Induction of pyridoxal phosphate-dependent enzymes in vitamin B-6 deficient rats.

The effectiveness of dietary and hormonal treatments in inducing several pyridoxal phosphate-(PLP)-dependent enzymes has been examined in vitamin B-6 deficient rats. Holo- and apoenzymes of serine dehydratase and ornithine aminotransferase were inducible in both control and deficient rats by feeding them 80% casein diets or by injecting them with glucagon. Holo- and apotyrosine aminotransferase were induced in both control and deficient rats by injecting them with glucagon or with dexamethasone phosphate. Phosphoenolpyruvate carboxykinase, a non-PLP-dependent enzyme, was inducible in both control and deficient rats by glucagon treatment if the rats were fed, but not if they had been starved.
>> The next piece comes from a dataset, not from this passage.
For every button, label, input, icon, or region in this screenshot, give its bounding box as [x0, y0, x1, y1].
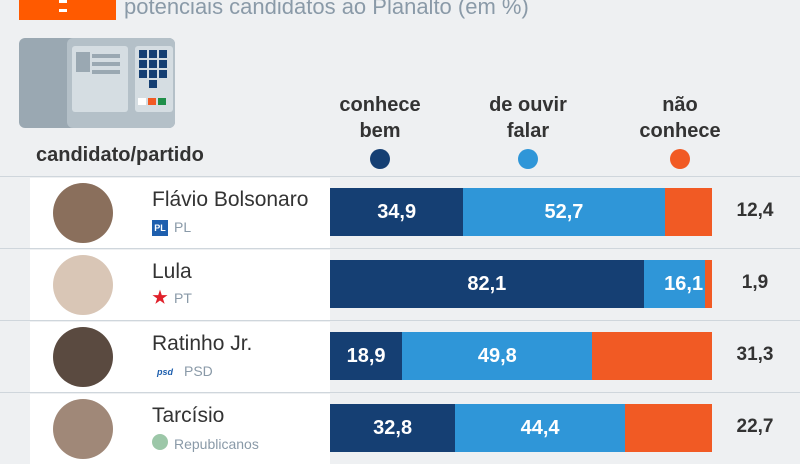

The degree of induction of certain enzymes depended upon whether rats were fed ad libitum, starved overnight, or fed a protein-free diet prior to the induction period. Phosphoenolpyruvate carboxykinase activities were about the same in both control and deficient rats. In vitamin B-6 deficient rats, both uninduced and induced activities of serine dehydratase, ornithine aminotransferase, and tyrosine aminotransferase assayed in the prsence of PLP, but not in its absence, either equaled or exceeded control values under most experimental conditions. Synthesis of excess of apoenzyme of PLP-dependent enzymes generally accounted for the high total enzyme activity in deficient rats. Differences between values for control and deficient rats could not be accounted for by differences in liver cyclic AMP concentrations nor were they apparently related to reduced food intake of the deficient rats. High apoenzyme concentration during depletion of coenzyme would tend to prevent depletion of active enzyme.